Devant la clôture de barbelés de l'ancien palais royal de Darulaman à Kaboul, une petite foule de jeunes se presse autour d'une étonnante célébrité locale: Abbas, le «Bruce Lee afghan», qui s'entraîne au milieu des ruines en rêvant d'Hollywood.

En débardeur blanc, pantalon noir et chaussons de kung-fu malgré les rigueurs de l'hiver afghan, le jeune homme fait quelques mouvements sous les yeux des gardes armés, qui le prennent en photo.

Puis, il manie ensuite le nunchaku devant les murs éventrés du vieux palais, symbole des ravages de 35 années de conflit en Afghanistan.

Lorsqu'il sort de l'enclos, tout souriant, ses lunettes de soleil sur le nez, les fans peuvent enfin le toucher, lui serrer la main, mais surtout faire des selfies avec lui sur leurs téléphones portables.

À 21 ans, Abbas Alizada rêve de devenir une star d'Hollywood.

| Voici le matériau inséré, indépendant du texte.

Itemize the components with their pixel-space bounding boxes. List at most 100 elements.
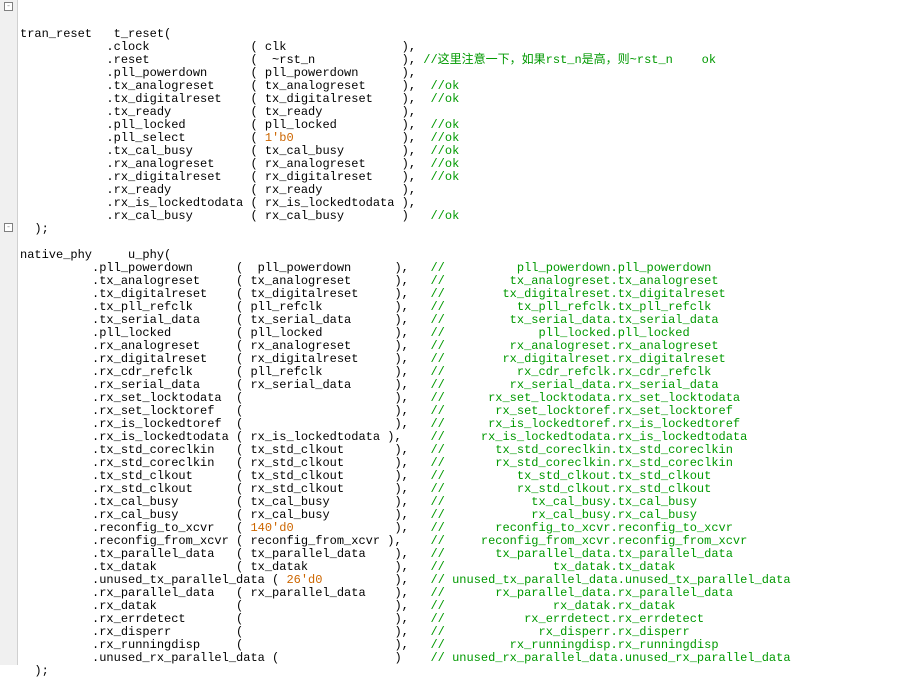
- comment-text: // reconfig_to_xcvr.reconfig_to_xcvr: [430, 521, 732, 535]
- comment-text: // rx_serial_data.rx_serial_data: [430, 378, 718, 392]
- code-text: .pll_locked ( pll_locked ),: [20, 118, 430, 132]
- code-text: .rx_analogreset ( rx_analogreset ),: [20, 339, 430, 353]
- code-text: .tx_parallel_data ( tx_parallel_data ),: [20, 547, 430, 561]
- comment-text: // rx_errdetect.rx_errdetect: [430, 612, 704, 626]
- code-text: ),: [322, 573, 430, 587]
- code-text: .unused_rx_parallel_data ( ): [20, 651, 430, 665]
- code-text: .tx_analogreset ( tx_analogreset ),: [20, 274, 430, 288]
- comment-text: // tx_std_coreclkin.tx_std_coreclkin: [430, 443, 732, 457]
- comment-text: //ok: [430, 131, 459, 145]
- code-text: .rx_digitalreset ( rx_digitalreset ),: [20, 170, 430, 184]
- comment-text: //ok: [430, 157, 459, 171]
- code-text: .tx_std_clkout ( tx_std_clkout ),: [20, 469, 430, 483]
- code-text: .rx_disperr ( ),: [20, 625, 430, 639]
- code-text: .rx_parallel_data ( rx_parallel_data ),: [20, 586, 430, 600]
- numeric-literal: 140'd0: [250, 521, 293, 535]
- comment-text: // rx_cal_busy.rx_cal_busy: [430, 508, 696, 522]
- comment-text: // tx_parallel_data.tx_parallel_data: [430, 547, 732, 561]
- code-text: ),: [294, 521, 431, 535]
- numeric-literal: 26'd0: [286, 573, 322, 587]
- code-text: .rx_digitalreset ( rx_digitalreset ),: [20, 352, 430, 366]
- code-text: .pll_select (: [20, 131, 265, 145]
- comment-text: // rx_analogreset.rx_analogreset: [430, 339, 718, 353]
- code-text: .reconfig_to_xcvr (: [20, 521, 250, 535]
- comment-text: // tx_serial_data.tx_serial_data: [430, 313, 718, 327]
- code-text: .rx_datak ( ),: [20, 599, 430, 613]
- comment-text: //ok: [430, 144, 459, 158]
- fold-toggle[interactable]: -: [4, 2, 13, 11]
- code-text: .tx_serial_data ( tx_serial_data ),: [20, 313, 430, 327]
- comment-text: // tx_pll_refclk.tx_pll_refclk: [430, 300, 711, 314]
- code-text: .pll_locked ( pll_locked ),: [20, 326, 430, 340]
- code-text: .tx_cal_busy ( tx_cal_busy ),: [20, 144, 430, 158]
- comment-text: // rx_is_lockedtoref.rx_is_lockedtoref: [430, 417, 740, 431]
- code-text: .tx_digitalreset ( tx_digitalreset ),: [20, 287, 430, 301]
- comment-text: // tx_analogreset.tx_analogreset: [430, 274, 718, 288]
- code-text: tran_reset t_reset(: [20, 27, 171, 41]
- comment-text: // rx_set_locktoref.rx_set_locktoref: [430, 404, 732, 418]
- comment-text: // unused_rx_parallel_data.unused_rx_par…: [430, 651, 790, 665]
- code-text: .rx_cdr_refclk ( pll_refclk ),: [20, 365, 430, 379]
- code-text: .rx_runningdisp ( ),: [20, 638, 430, 652]
- code-text: );: [20, 222, 49, 236]
- comment-text: //ok: [430, 170, 459, 184]
- code-text: .tx_digitalreset ( tx_digitalreset ),: [20, 92, 430, 106]
- code-text: .tx_datak ( tx_datak ),: [20, 560, 430, 574]
- code-text: .unused_tx_parallel_data (: [20, 573, 286, 587]
- code-line: );: [20, 223, 791, 236]
- code-text: .rx_std_coreclkin ( rx_std_clkout ),: [20, 456, 430, 470]
- numeric-literal: 1'b0: [265, 131, 294, 145]
- code-line: .rx_cal_busy ( rx_cal_busy ) //ok: [20, 210, 791, 223]
- comment-text: // unused_tx_parallel_data.unused_tx_par…: [431, 573, 791, 587]
- code-text: .reset ( ~rst_n ),: [20, 53, 423, 67]
- comment-text: // rx_std_clkout.rx_std_clkout: [430, 482, 711, 496]
- code-text: .reconfig_from_xcvr ( reconfig_from_xcvr…: [20, 534, 430, 548]
- comment-text: // pll_locked.pll_locked: [430, 326, 689, 340]
- code-text: .tx_std_coreclkin ( tx_std_clkout ),: [20, 443, 430, 457]
- comment-text: // rx_set_locktodata.rx_set_locktodata: [430, 391, 740, 405]
- comment-text: // rx_runningdisp.rx_runningdisp: [430, 638, 718, 652]
- code-text: .clock ( clk ),: [20, 40, 416, 54]
- comment-text: // rx_digitalreset.rx_digitalreset: [430, 352, 725, 366]
- code-text: .rx_std_clkout ( rx_std_clkout ),: [20, 482, 430, 496]
- code-text: .rx_serial_data ( rx_serial_data ),: [20, 378, 430, 392]
- comment-text: // rx_is_lockedtodata.rx_is_lockedtodata: [430, 430, 747, 444]
- code-text: .rx_cal_busy ( rx_cal_busy ): [20, 209, 430, 223]
- fold-toggle[interactable]: -: [4, 223, 13, 232]
- code-text: );: [20, 664, 49, 678]
- code-text: .rx_errdetect ( ),: [20, 612, 430, 626]
- code-text: .rx_set_locktoref ( ),: [20, 404, 430, 418]
- comment-text: // tx_std_clkout.tx_std_clkout: [430, 469, 711, 483]
- code-text: .tx_pll_refclk ( pll_refclk ),: [20, 300, 430, 314]
- comment-text: // reconfig_from_xcvr.reconfig_from_xcvr: [430, 534, 747, 548]
- editor-gutter: --: [0, 0, 18, 665]
- code-text: ),: [294, 131, 431, 145]
- code-text: .tx_cal_busy ( tx_cal_busy ),: [20, 495, 430, 509]
- comment-text: // rx_parallel_data.rx_parallel_data: [430, 586, 732, 600]
- code-area: tran_reset t_reset( .clock ( clk ), .res…: [20, 2, 791, 678]
- code-text: .rx_ready ( rx_ready ),: [20, 183, 416, 197]
- code-text: .pll_powerdown ( pll_powerdown ),: [20, 66, 416, 80]
- comment-text: // tx_digitalreset.tx_digitalreset: [430, 287, 725, 301]
- code-text: .tx_ready ( tx_ready ),: [20, 105, 416, 119]
- comment-text: //ok: [430, 92, 459, 106]
- code-text: native_phy u_phy(: [20, 248, 171, 262]
- code-text: .pll_powerdown ( pll_powerdown ),: [20, 261, 430, 275]
- code-text: .rx_set_locktodata ( ),: [20, 391, 430, 405]
- code-text: .rx_is_lockedtodata ( rx_is_lockedtodata…: [20, 430, 430, 444]
- code-line: );: [20, 665, 791, 678]
- comment-text: // tx_datak.tx_datak: [430, 560, 675, 574]
- code-text: .rx_analogreset ( rx_analogreset ),: [20, 157, 430, 171]
- code-text: .rx_is_lockedtoref ( ),: [20, 417, 430, 431]
- comment-text: // rx_datak.rx_datak: [430, 599, 675, 613]
- comment-text: // rx_std_coreclkin.rx_std_coreclkin: [430, 456, 732, 470]
- code-text: .tx_analogreset ( tx_analogreset ),: [20, 79, 430, 93]
- comment-text: // tx_cal_busy.tx_cal_busy: [430, 495, 696, 509]
- comment-text: //ok: [430, 118, 459, 132]
- comment-text: // pll_powerdown.pll_powerdown: [430, 261, 711, 275]
- comment-text: //ok: [430, 79, 459, 93]
- comment-text: // rx_disperr.rx_disperr: [430, 625, 689, 639]
- comment-text: //这里注意一下，如果rst_n是高，则~rst_n ok: [423, 53, 716, 67]
- comment-text: // rx_cdr_refclk.rx_cdr_refclk: [430, 365, 711, 379]
- code-line: .unused_rx_parallel_data ( ) // unused_r…: [20, 652, 791, 665]
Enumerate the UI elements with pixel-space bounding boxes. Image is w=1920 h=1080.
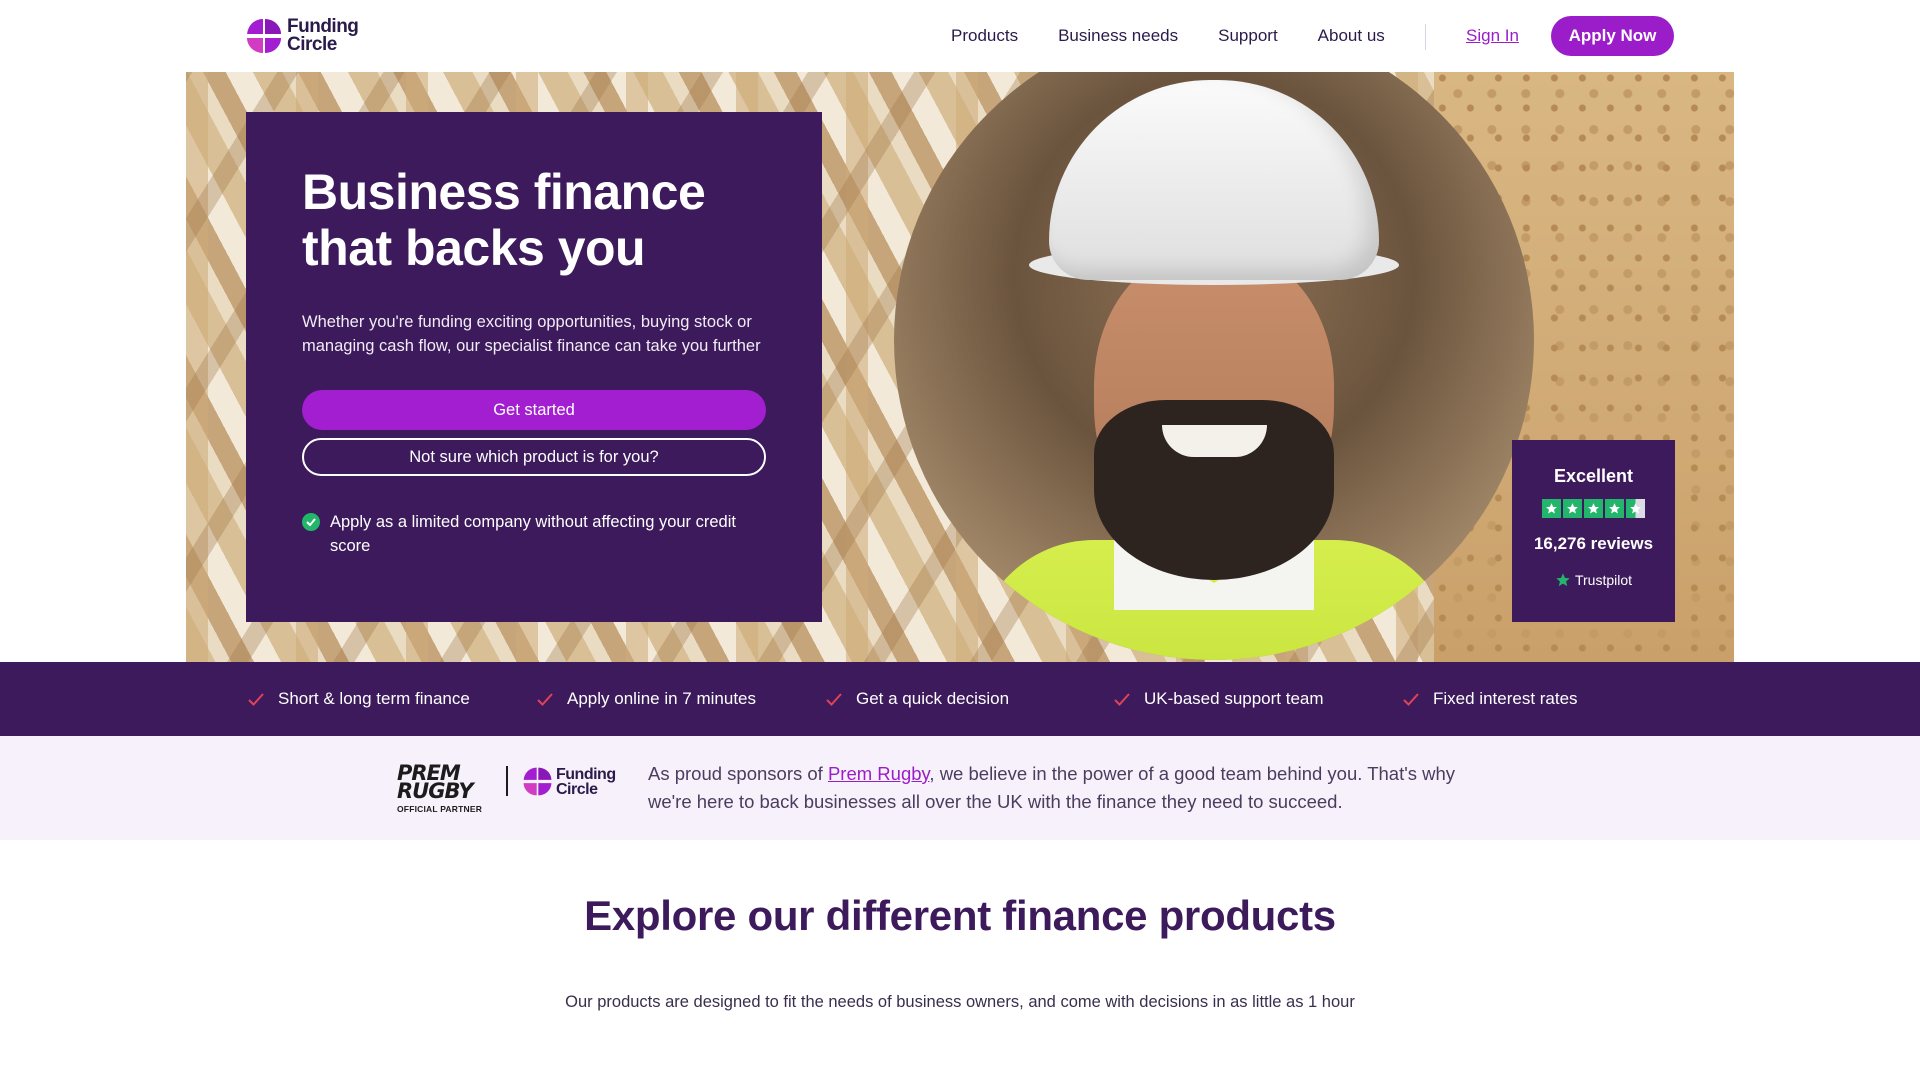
product-finder-button[interactable]: Not sure which product is for you?: [302, 438, 766, 476]
prem-rugby-link[interactable]: Prem Rugby: [828, 763, 929, 784]
star-icon: [1605, 499, 1624, 518]
credit-score-text: Apply as a limited company without affec…: [330, 513, 736, 555]
star-icon: [1542, 499, 1561, 518]
logo-text: Funding Circle: [287, 17, 359, 55]
check-icon: [1403, 692, 1419, 706]
sponsor-logo-line-2: Circle: [556, 780, 598, 798]
usp-item: Fixed interest rates: [1403, 688, 1578, 710]
trustpilot-stars: [1542, 499, 1645, 518]
trustpilot-star-icon: [1556, 573, 1570, 587]
get-started-button[interactable]: Get started: [302, 390, 766, 430]
usp-item: Apply online in 7 minutes: [537, 688, 756, 710]
check-icon: [248, 692, 264, 706]
funding-circle-sponsor-logo: Funding Circle: [522, 766, 616, 797]
sign-in-link[interactable]: Sign In: [1466, 22, 1519, 50]
usp-item: UK-based support team: [1114, 688, 1324, 710]
logo-line-2: Circle: [287, 34, 337, 55]
nav-business-needs[interactable]: Business needs: [1058, 22, 1178, 50]
nav-support[interactable]: Support: [1218, 22, 1278, 50]
star-icon: [1563, 499, 1582, 518]
usp-item: Get a quick decision: [826, 688, 1009, 710]
explore-products-subtitle: Our products are designed to fit the nee…: [565, 993, 1355, 1011]
hero-subtitle: Whether you're funding exciting opportun…: [302, 313, 761, 355]
hero-card: Business finance that backs you Whether …: [246, 112, 822, 622]
trustpilot-brand: Trustpilot: [1555, 572, 1632, 588]
trustpilot-rating-label: Excellent: [1553, 466, 1634, 486]
usp-label: UK-based support team: [1144, 689, 1324, 708]
funding-circle-logo-icon: [247, 19, 281, 53]
hero-section: Business finance that backs you Whether …: [186, 72, 1734, 662]
explore-products-title: Explore our different finance products: [584, 892, 1336, 939]
main-nav: Products Business needs Support About us: [951, 22, 1385, 50]
usp-label: Get a quick decision: [856, 689, 1010, 708]
trustpilot-widget[interactable]: Excellent 16,276 reviews Trustpilot: [1512, 440, 1675, 622]
check-circle-icon: [302, 513, 320, 531]
usp-bar: Short & long term finance Apply online i…: [0, 662, 1920, 736]
logo-divider: [506, 766, 508, 796]
nav-about-us[interactable]: About us: [1318, 22, 1385, 50]
prem-rugby-logo: PREM RUGBY OFFICIAL PARTNER: [397, 763, 493, 815]
trustpilot-review-count: 16,276 reviews: [1533, 534, 1654, 553]
usp-label: Fixed interest rates: [1433, 689, 1578, 708]
funding-circle-logo-icon: [523, 767, 552, 796]
site-header: Funding Circle Products Business needs S…: [0, 0, 1920, 72]
credit-score-note: Apply as a limited company without affec…: [302, 510, 772, 558]
check-icon: [537, 692, 553, 706]
usp-label: Short & long term finance: [278, 689, 470, 708]
nav-divider: [1425, 24, 1426, 50]
nav-products[interactable]: Products: [951, 22, 1018, 50]
usp-item: Short & long term finance: [248, 688, 470, 710]
sponsor-logo-line-1: Funding: [556, 765, 616, 783]
check-icon: [826, 692, 842, 706]
check-icon: [1114, 692, 1130, 706]
hero-title: Business finance that backs you: [302, 164, 706, 276]
usp-label: Apply online in 7 minutes: [567, 689, 757, 708]
prem-logo-line-2: RUGBY: [397, 779, 474, 803]
sponsor-text: As proud sponsors of Prem Rugby, we beli…: [648, 760, 1498, 816]
half-star-icon: [1626, 499, 1645, 518]
star-icon: [1584, 499, 1603, 518]
sponsor-banner: PREM RUGBY OFFICIAL PARTNER Funding Circ…: [0, 736, 1920, 840]
funding-circle-logo[interactable]: Funding Circle: [245, 17, 359, 55]
sponsor-text-before: As proud sponsors of: [648, 763, 828, 784]
trustpilot-brand-text: Trustpilot: [1574, 572, 1633, 588]
official-partner-caption: OFFICIAL PARTNER: [397, 804, 483, 814]
apply-now-button[interactable]: Apply Now: [1551, 16, 1674, 56]
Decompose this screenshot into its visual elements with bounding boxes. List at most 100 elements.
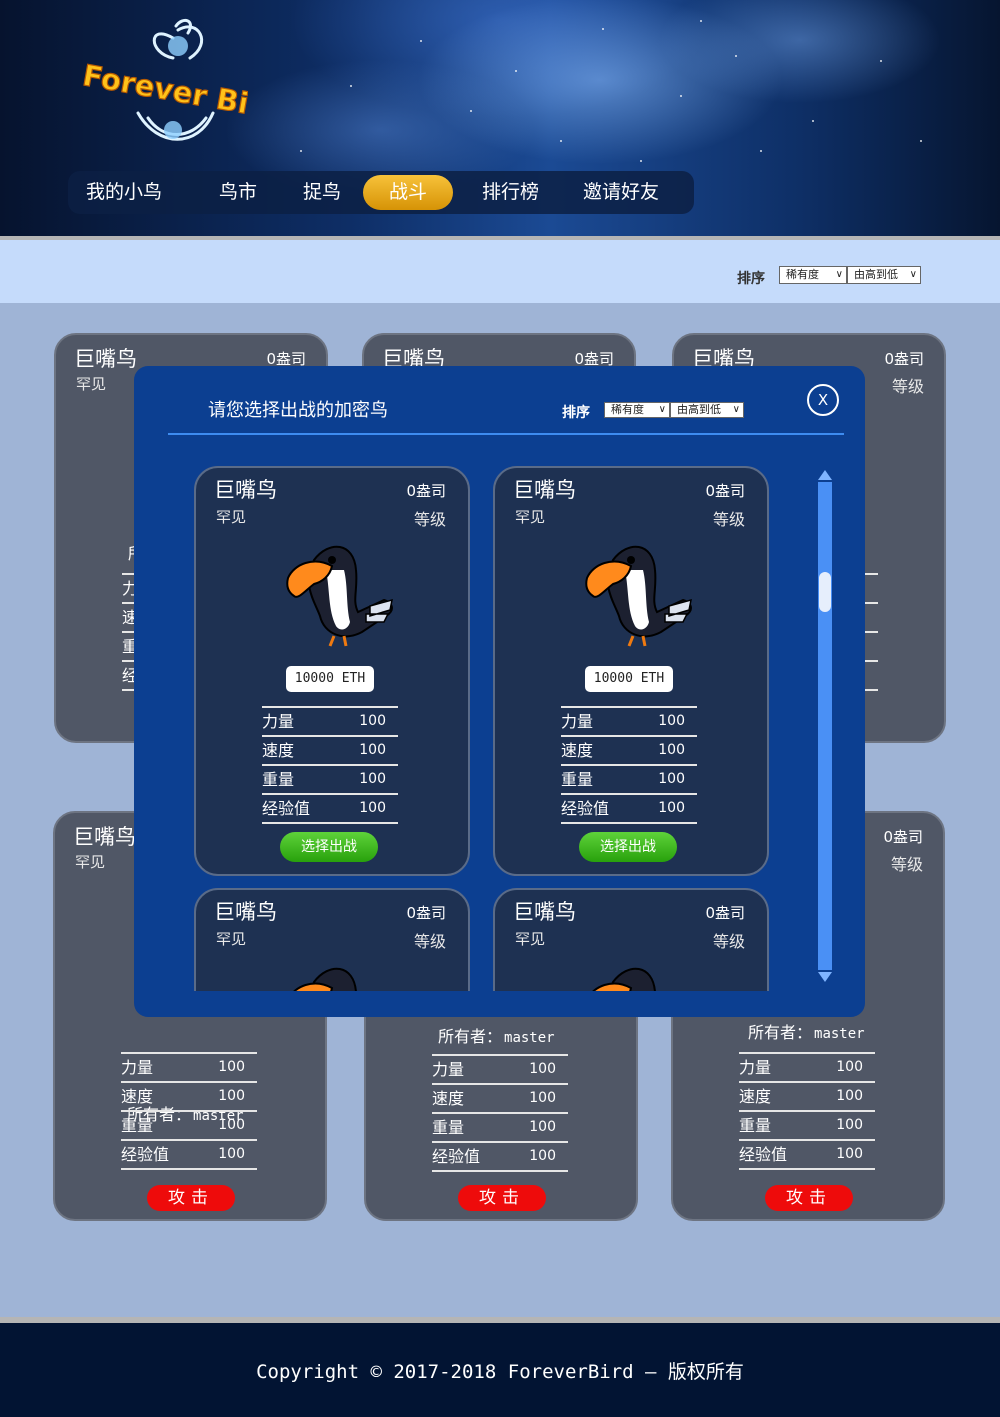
stat-label: 经验值 — [121, 1145, 170, 1164]
eth-price-tag: 10000 ETH — [585, 666, 673, 692]
close-button[interactable]: X — [807, 384, 839, 416]
stat-label: 经验值 — [432, 1147, 481, 1166]
modal-sort-order-select[interactable]: 由高到低 ∨ — [670, 402, 744, 418]
svg-text:Forever Bird: Forever Bird — [80, 58, 248, 127]
bird-owner: 所有者： master — [748, 1019, 865, 1043]
bird-rarity: 罕见 — [216, 508, 247, 526]
attack-button[interactable]: 攻击 — [765, 1185, 853, 1211]
toucan-image — [585, 545, 692, 647]
bird-name: 巨嘴鸟 — [513, 900, 576, 924]
stat-label: 速度 — [561, 741, 594, 760]
nav-bird-market[interactable]: 鸟市 — [219, 171, 257, 214]
bird-rarity: 罕见 — [515, 930, 546, 948]
stat-value: 100 — [836, 1146, 863, 1162]
sort-label: 排序 — [737, 271, 765, 287]
nav-battle[interactable]: 战斗 — [363, 175, 453, 210]
nav-leaderboard[interactable]: 排行榜 — [482, 171, 539, 214]
owner-label: 所有者： — [438, 1027, 503, 1046]
nav-invite-friends[interactable]: 邀请好友 — [583, 171, 659, 214]
attack-button[interactable]: 攻击 — [147, 1185, 235, 1211]
stat-row: 速度 100 — [262, 737, 398, 766]
stat-label: 速度 — [121, 1087, 154, 1106]
modal-sort-field-select[interactable]: 稀有度 ∨ — [604, 402, 670, 418]
bird-price: 0盎司 — [705, 904, 745, 922]
stat-row: 速度 100 — [121, 1083, 257, 1112]
bird-price: 0盎司 — [705, 482, 745, 500]
modal-bird-list: 巨嘴鸟 0盎司 罕见 等级 10000 ETH 力量 100 速度 100 重量 10… — [134, 466, 814, 991]
toucan-image — [592, 967, 656, 991]
stat-value: 100 — [529, 1090, 556, 1106]
modal-sort-field-value: 稀有度 — [611, 403, 644, 416]
stat-value: 100 — [359, 771, 386, 787]
stat-value: 100 — [359, 742, 386, 758]
copyright-text: Copyright © 2017-2018 ForeverBird — 版权所有 — [256, 1361, 744, 1383]
chevron-down-icon: ∨ — [658, 404, 666, 415]
bird-name: 巨嘴鸟 — [214, 478, 277, 502]
bird-name: 巨嘴鸟 — [214, 900, 277, 924]
modal-divider — [168, 433, 844, 435]
nav-catch-bird[interactable]: 捉鸟 — [303, 171, 341, 214]
modal-bird-card: 巨嘴鸟 0盎司 罕见 等级 10000 ETH 力量 100 速度 100 重量 10… — [194, 466, 470, 876]
sort-field-select[interactable]: 稀有度 ∨ — [779, 266, 847, 284]
bird-name: 巨嘴鸟 — [513, 478, 576, 502]
modal-bird-card: 巨嘴鸟 0盎司 罕见 等级 — [194, 888, 470, 991]
stat-label: 速度 — [432, 1089, 465, 1108]
stat-row: 力量 100 — [561, 708, 697, 737]
modal-scrollbar[interactable] — [818, 470, 832, 982]
attack-button[interactable]: 攻击 — [458, 1185, 546, 1211]
header-banner: Forever Bird 我的小鸟 鸟市 捉鸟 战斗 排行榜 邀请好友 — [0, 0, 1000, 236]
stat-row: 经验值 100 — [432, 1143, 568, 1172]
stat-label: 重量 — [262, 770, 295, 789]
modal-bird-card: 巨嘴鸟 0盎司 罕见 等级 10000 ETH 力量 100 速度 100 重量 10… — [493, 466, 769, 876]
nav-my-birds[interactable]: 我的小鸟 — [86, 171, 162, 214]
modal-sort-order-value: 由高到低 — [677, 403, 721, 416]
bird-price: 0盎司 — [406, 482, 446, 500]
forever-bird-logo[interactable]: Forever Bird — [78, 18, 248, 158]
stat-value: 100 — [529, 1119, 556, 1135]
select-for-battle-button[interactable]: 选择出战 — [280, 832, 378, 862]
stat-row: 力量 100 — [739, 1054, 875, 1083]
toucan-image — [293, 967, 357, 991]
scroll-down-arrow-icon[interactable] — [818, 972, 832, 982]
stat-row: 力量 100 — [432, 1056, 568, 1085]
bird-level: 等级 — [413, 932, 446, 951]
stat-label: 力量 — [432, 1060, 465, 1079]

Sur les traces de Bruce Lee, le jeune afghan cultive sa ressemblance avec la légende des arts martiaux et s'entraîne depuis sept ans maintenant au kung-fu.

Avec ses 51 000 abonnés sur Twitter, et ses quelque 40 000 «J'aime» sur Facebook, il est devenu une petite célébrité à l'échelle afghane, sans même avoir tourné de film.

Il se fait appeler «Bruce Hazara», en hommage à sa communauté d'origine, les hazaras, une minorité aux traits asiatiques, ce qui accentue sa ressemblance avec la star de Hong Kong.

Habitué des médias locaux, le jeune homme savoure sa renommée. Et à la manière d'une star, il se fait attendre lors de ses rendez-vous. Mais il s'excuse ensuite dans un anglais approximatif, invoquant d'autres impératifs.

Puis il reçoit, à l'afghane, avec le thé, dans les bureaux de son frère à Kaboul, assis au chaud auprès d'un Sandali, chauffage traditionnel afghan placé sous une table basse avec une couverture pour abriter les jambes.

Ressemblance frappante

Cadet d'une famille de dix enfants, il est suivi de près par ses grands frères. L'un d'entre eux, Ahmad Zia, 25 ans, lui sert de manager, de coach et de secrétaire à la fois. «J'ai grand espoir que mon frère devienne un membre d'Hollywood», dit-il avec le sac de sport de son frère à la main.

Abbas «Bruce» Alizada rêve de travailler avec l'acteur chinois Jackie Chan, qu'il appelle «Mr. Jackie». Il évoque aussi ses autres idoles des films d'action, «Mr. Rambo» (Sylvester Stallone), Chuck Norris, ou encore Jean-Claude Van Damme.

«Je sais que je ne serai jamais Bruce Lee, mais je suis son exemple», dit-il.

Pour Mohammad Ali Mokhtar, 25 ans, un ingénieur civil qui travaille dans le quartier où vit le Bruce Lee afghan, «Abbas est un héros, c'est une superstar pour nous».

«Notre pays connaît des difficultés, comme la drogue, la sécurité, etc. Nous espérons qu'Abbas va redorer le blason du pays», ajoute M. Mokhtar. Outre la réputation de l'Afghanistan, le jeune ingénieur voit aussi en Abbas un porte-drapeau de la communauté hazara, un groupe ethnique chiite souvent mis au ban de la société et persécuté dans le passé par les sunnites.

«C'est important pour nous les Hazaras en particulier, car nous aimons vivre dans un environnement de paix», dit-il en évoquant ses espoirs pour Abbas.

Parmi les autres admirateurs, un étudiant en sciences politiques, Ramin, espère qu'Abbas pourra terminer le film inachevé de Bruce Lee en 1972 The Game of Death.

«J'ai vu Abbas Alizada à la télévision pour la première fois. Quand je l'ai vu, j'ai été frappé par sa ressemblance avec Bruce Lee. Et je suis heureux que nous ayons une telle personnalité en Afghanistan», a-t-il assuré.

Lorsqu'il ne s'entraîne pas à Darulaman, dans son gymnase ou son club d'arts martiaux, le sosie de Bruce Lee s'occupe de son père, paralysé du côté gauche. Le vieil homme alité encourage son fils cadet et souhaite qu'il devienne une star hollywoodienne.